Dennis barely stifled a shout. Idiot machine! He rushed out onto the highway, tripping over a tree root and rolling most of the way. He made it to his feet in time to see the robot, one of its arms waving as if in farewell, pass around the bend and out of sight.
Dennis cursed softly but soundly. That robot’s tapes doubtless carried all the information he needed. But he couldn’t chase it or call out without bringing himself to the attention of the caravan guards!
He was still muttering softly, standing there in the middle of the dark road, when something alive dropped onto his head from an overhanging branch. Dennis gasped in alarm as the thing wrapped itself tightly over his eyes, sending him stumbling, reeling into the trees.
8
“What was the big idea, scaring me half to death?” Dennis accused hoarsely. “I might have run into something and hurt both of us!”
The object of his ire watched him from a rock a few feet away, green eyes gleaming in the light from the camp stove. The pixolet yawned complacently, apparently of the opinion Dennis was making a big deal out of nothing.
“Damn all machines and natives! Just where have you been the past four days, anyway? Here I rescue you from a fate worse than boredom at the hands of Bernald Brady, and in return all I ask is a friend who knows the neighborhood.
What happens? That ‘friend’ up and leaves me all alone, until isolation eventually gets me so I’m talking to myself… or worse, to a stubby little flying pig who can’t understand a word I’m saying…!”

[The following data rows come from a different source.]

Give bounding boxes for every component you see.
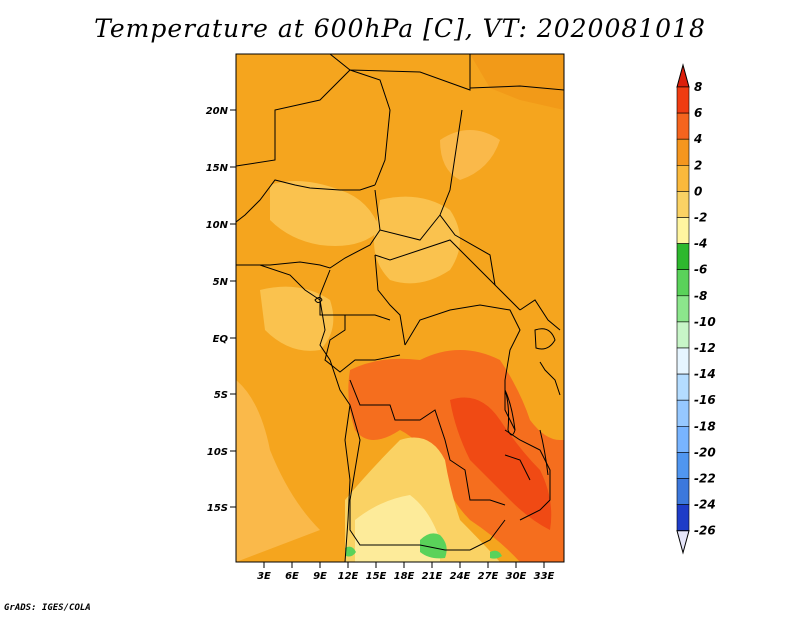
- colorbar-label: -4: [694, 237, 707, 251]
- border-line: [329, 54, 471, 91]
- lat-tick-label: 5N: [213, 277, 229, 288]
- coastline: [539, 361, 561, 396]
- border-line: [374, 239, 521, 311]
- map-frame: [235, 53, 565, 563]
- colorbar-segment: [676, 269, 690, 297]
- border-line: [260, 189, 381, 269]
- border-line: [379, 214, 441, 241]
- colorbar-label: 8: [694, 80, 702, 94]
- lake: [314, 297, 323, 303]
- lon-tick-label: 30E: [506, 571, 527, 582]
- colorbar-label: 4: [693, 132, 702, 146]
- lat-axis: 20N 15N 10N 5N EQ 5S 10S 15S: [206, 106, 236, 514]
- coastline: [236, 264, 351, 562]
- colorbar-label: -22: [694, 472, 716, 486]
- colorbar-segment: [676, 425, 690, 453]
- lon-tick-label: 12E: [338, 571, 359, 582]
- colorbar-segment: [676, 112, 690, 140]
- colorbar-bottom-arrow: [676, 530, 690, 555]
- colorbar-label: 0: [694, 184, 702, 198]
- lat-tick-label: 20N: [206, 106, 229, 117]
- colorbar-label: -14: [694, 367, 716, 381]
- colorbar-segment: [676, 399, 690, 427]
- colorbar-segment: [676, 321, 690, 349]
- field-cool-patch: [270, 181, 380, 246]
- colorbar-top-arrow: [676, 63, 690, 88]
- field-cool-patch: [260, 286, 334, 351]
- colorbar-label: -20: [694, 445, 716, 459]
- lat-tick-label: 10N: [206, 220, 229, 231]
- border-line: [469, 85, 564, 91]
- lon-tick-label: 3E: [257, 571, 271, 582]
- colorbar-label: -10: [694, 315, 716, 329]
- border-line: [504, 429, 551, 521]
- colorbar-label: -26: [694, 524, 716, 538]
- lake-tanganyika: [504, 389, 516, 436]
- temperature-field: [236, 54, 564, 562]
- lon-tick-label: 24E: [450, 571, 471, 582]
- border-line: [349, 404, 506, 551]
- colorbar-label: -2: [694, 211, 707, 225]
- field-green-patch: [420, 533, 447, 559]
- colorbar-segment: [676, 138, 690, 166]
- colorbar: 8 6 4 2 0 -2 -4 -6 -8 -10 -12 -14 -16 -18 -20 -22 -24 -26: [676, 63, 716, 555]
- field-band: [470, 54, 564, 110]
- lat-tick-label: 15S: [207, 503, 228, 514]
- colorbar-segment: [676, 452, 690, 479]
- colorbar-segment: [676, 165, 690, 192]
- border-line: [404, 304, 521, 431]
- lon-tick-label: 6E: [285, 571, 299, 582]
- colorbar-segment: [676, 478, 690, 505]
- field-cool-patch: [440, 130, 500, 180]
- colorbar-segment: [676, 86, 690, 114]
- colorbar-segment: [676, 504, 690, 532]
- border-line: [349, 379, 506, 506]
- colorbar-segment: [676, 217, 690, 244]
- border-line: [319, 269, 391, 321]
- field-cool-patch: [374, 196, 460, 284]
- lon-tick-label: 21E: [422, 571, 443, 582]
- border-line: [374, 254, 406, 346]
- lat-tick-label: 10S: [207, 447, 228, 458]
- colorbar-label: 2: [694, 158, 702, 172]
- lon-tick-label: 33E: [534, 571, 555, 582]
- colorbar-label: -12: [694, 341, 716, 355]
- colorbar-label: -8: [694, 289, 707, 303]
- colorbar-label: 6: [694, 106, 702, 120]
- colorbar-label: -16: [694, 393, 716, 407]
- lat-tick-label: 15N: [206, 163, 229, 174]
- colorbar-label: -18: [694, 419, 716, 433]
- colorbar-label: -6: [694, 263, 707, 277]
- colorbar-segment: [676, 347, 690, 375]
- colorbar-segment: [676, 373, 690, 401]
- credit-label: GrADS: IGES/COLA: [4, 603, 91, 613]
- lake-victoria: [534, 328, 556, 350]
- field-green-patch: [490, 550, 502, 559]
- border-line: [519, 299, 561, 331]
- lon-tick-label: 15E: [366, 571, 387, 582]
- field-green-patch: [345, 546, 356, 557]
- colorbar-segment: [676, 243, 690, 271]
- lake-malawi: [539, 429, 549, 476]
- lon-tick-label: 27E: [478, 571, 499, 582]
- colorbar-label: -24: [694, 498, 716, 512]
- country-borders: [236, 54, 564, 562]
- lat-tick-label: 5S: [214, 390, 228, 401]
- map-title: Temperature at 600hPa [C], VT: 202008101…: [94, 14, 706, 43]
- colorbar-segment: [676, 191, 690, 218]
- border-line: [439, 109, 496, 286]
- field-hot-core: [450, 397, 552, 530]
- lon-tick-label: 9E: [313, 571, 327, 582]
- border-line: [504, 454, 531, 481]
- lon-tick-label: 18E: [394, 571, 415, 582]
- colorbar-segment: [676, 295, 690, 323]
- lon-axis: 3E 6E 9E 12E 15E 18E 21E 24E 27E 30E 33E: [257, 562, 555, 582]
- border-line: [236, 179, 376, 223]
- field-cool-patch: [236, 380, 320, 562]
- lat-tick-label: EQ: [213, 334, 229, 345]
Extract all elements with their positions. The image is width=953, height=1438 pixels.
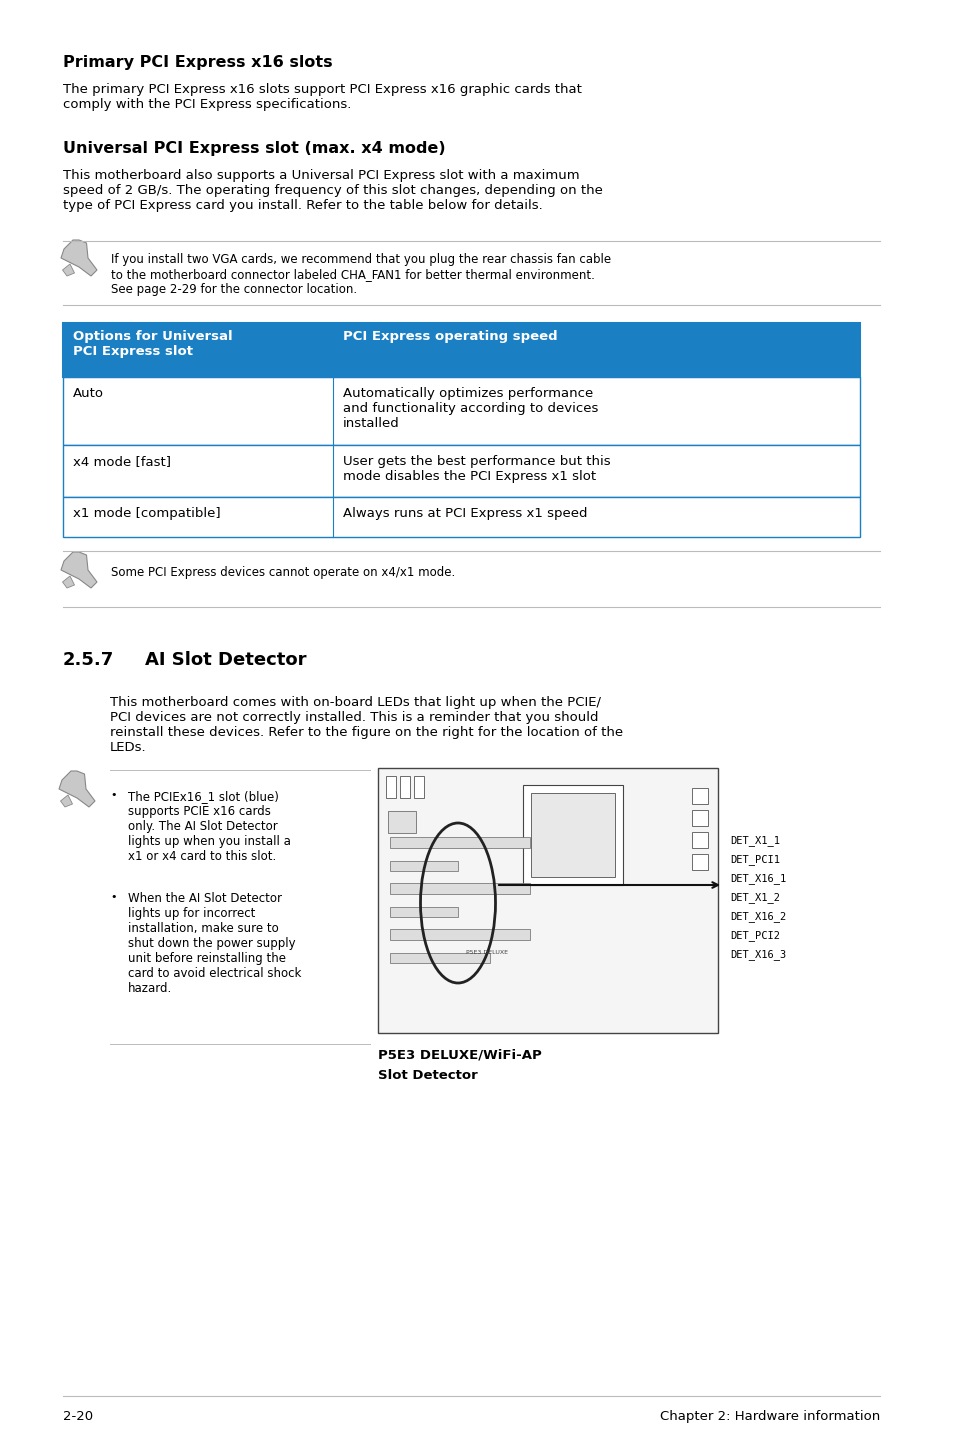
Bar xyxy=(63,324,859,377)
Text: Slot Detector: Slot Detector xyxy=(377,1068,477,1081)
Text: P5E3 DELUXE/WiFi-AP: P5E3 DELUXE/WiFi-AP xyxy=(377,1048,541,1063)
Text: DET_PCI2: DET_PCI2 xyxy=(729,930,780,940)
Text: •: • xyxy=(110,892,116,902)
Bar xyxy=(63,498,859,536)
Text: This motherboard also supports a Universal PCI Express slot with a maximum
speed: This motherboard also supports a Univers… xyxy=(63,170,602,211)
Bar xyxy=(390,883,530,894)
Text: Primary PCI Express x16 slots: Primary PCI Express x16 slots xyxy=(63,55,333,70)
Text: 2.5.7: 2.5.7 xyxy=(63,651,114,669)
Polygon shape xyxy=(59,771,95,807)
Text: Options for Universal
PCI Express slot: Options for Universal PCI Express slot xyxy=(73,329,233,358)
Polygon shape xyxy=(61,240,97,276)
Text: DET_X16_3: DET_X16_3 xyxy=(729,949,785,961)
Text: Some PCI Express devices cannot operate on x4/x1 mode.: Some PCI Express devices cannot operate … xyxy=(111,567,455,580)
Text: Automatically optimizes performance
and functionality according to devices
insta: Automatically optimizes performance and … xyxy=(343,387,598,430)
Text: User gets the best performance but this
mode disables the PCI Express x1 slot: User gets the best performance but this … xyxy=(343,454,610,483)
Text: The PCIEx16_1 slot (blue)
supports PCIE x16 cards
only. The AI Slot Detector
lig: The PCIEx16_1 slot (blue) supports PCIE … xyxy=(128,789,291,863)
Text: If you install two VGA cards, we recommend that you plug the rear chassis fan ca: If you install two VGA cards, we recomme… xyxy=(111,253,611,296)
Text: 2-20: 2-20 xyxy=(63,1411,93,1424)
Text: Auto: Auto xyxy=(73,387,104,400)
Polygon shape xyxy=(61,552,97,588)
Bar xyxy=(414,777,423,798)
Text: x1 mode [compatible]: x1 mode [compatible] xyxy=(73,508,220,521)
Text: DET_X1_2: DET_X1_2 xyxy=(729,892,780,903)
Polygon shape xyxy=(63,265,74,276)
Text: P5E3 DELUXE: P5E3 DELUXE xyxy=(465,951,507,955)
Text: DET_X16_2: DET_X16_2 xyxy=(729,912,785,922)
Text: Universal PCI Express slot (max. x4 mode): Universal PCI Express slot (max. x4 mode… xyxy=(63,141,445,155)
Bar xyxy=(531,792,615,877)
Text: x4 mode [fast]: x4 mode [fast] xyxy=(73,454,171,467)
Bar xyxy=(63,444,859,498)
Bar xyxy=(63,377,859,444)
Text: DET_X1_1: DET_X1_1 xyxy=(729,835,780,846)
Text: This motherboard comes with on-board LEDs that light up when the PCIE/
PCI devic: This motherboard comes with on-board LED… xyxy=(110,696,622,754)
Text: •: • xyxy=(110,789,116,800)
Bar xyxy=(390,929,530,940)
Bar xyxy=(522,785,622,884)
Bar xyxy=(390,837,530,848)
Bar xyxy=(390,861,457,871)
Text: PCI Express operating speed: PCI Express operating speed xyxy=(343,329,558,344)
Text: Chapter 2: Hardware information: Chapter 2: Hardware information xyxy=(659,1411,879,1424)
Bar xyxy=(386,777,395,798)
Polygon shape xyxy=(60,795,72,807)
Text: When the AI Slot Detector
lights up for incorrect
installation, make sure to
shu: When the AI Slot Detector lights up for … xyxy=(128,892,301,995)
Text: AI Slot Detector: AI Slot Detector xyxy=(145,651,306,669)
Polygon shape xyxy=(63,577,74,588)
Text: DET_PCI1: DET_PCI1 xyxy=(729,854,780,864)
Bar xyxy=(377,768,718,1032)
Bar xyxy=(691,854,707,870)
Text: DET_X16_1: DET_X16_1 xyxy=(729,873,785,884)
Bar xyxy=(399,777,410,798)
Bar xyxy=(390,907,457,917)
Bar xyxy=(691,810,707,825)
Bar xyxy=(691,788,707,804)
Text: The primary PCI Express x16 slots support PCI Express x16 graphic cards that
com: The primary PCI Express x16 slots suppor… xyxy=(63,83,581,111)
Bar xyxy=(388,811,416,833)
Bar xyxy=(691,833,707,848)
Bar xyxy=(390,953,490,963)
Text: Always runs at PCI Express x1 speed: Always runs at PCI Express x1 speed xyxy=(343,508,587,521)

Dennis found he could hold his hands steady at last. He poured a cup of soup for himself. Blowing on it, he muttered as his temper slowly wound down, “Stupid, practical joking E.T.s… damned fickle aliens…”
He glanced over his cup at the diminutive native animal. Its tongue was hanging out. Its eyes met his.
Dennis let out a sigh of surrender. He poured some soup into the overturned pot cover. The pixolet hopped over and lapped at it daintily, looking up at him from time to time.
When both had finished, Dennis rinsed out the utensils and crawled back into his sleeping bag. He picked up the camp-alarm and worked on its settings. Pix leaped over beside him and watched.
Dennis tried to ignore it but couldn’t maintain his ire for long—not with it looking at him that way, purring, watching with apparent fascination the adjustments he made to the little machine.
Dennis shrugged and picked up the small creature. “What is it about you and machines? You sure can’t use them. See?” He shook its little paws. “No hands!”
With the stove turned off, the forest night settled in around. In a little island in the quiet, Dennis soon found himself telling the pixolet about the constellations and all the other things he had discovered.
And he realized it was good to have company again, even if it was an alien creature who didn’t understand a single word he said.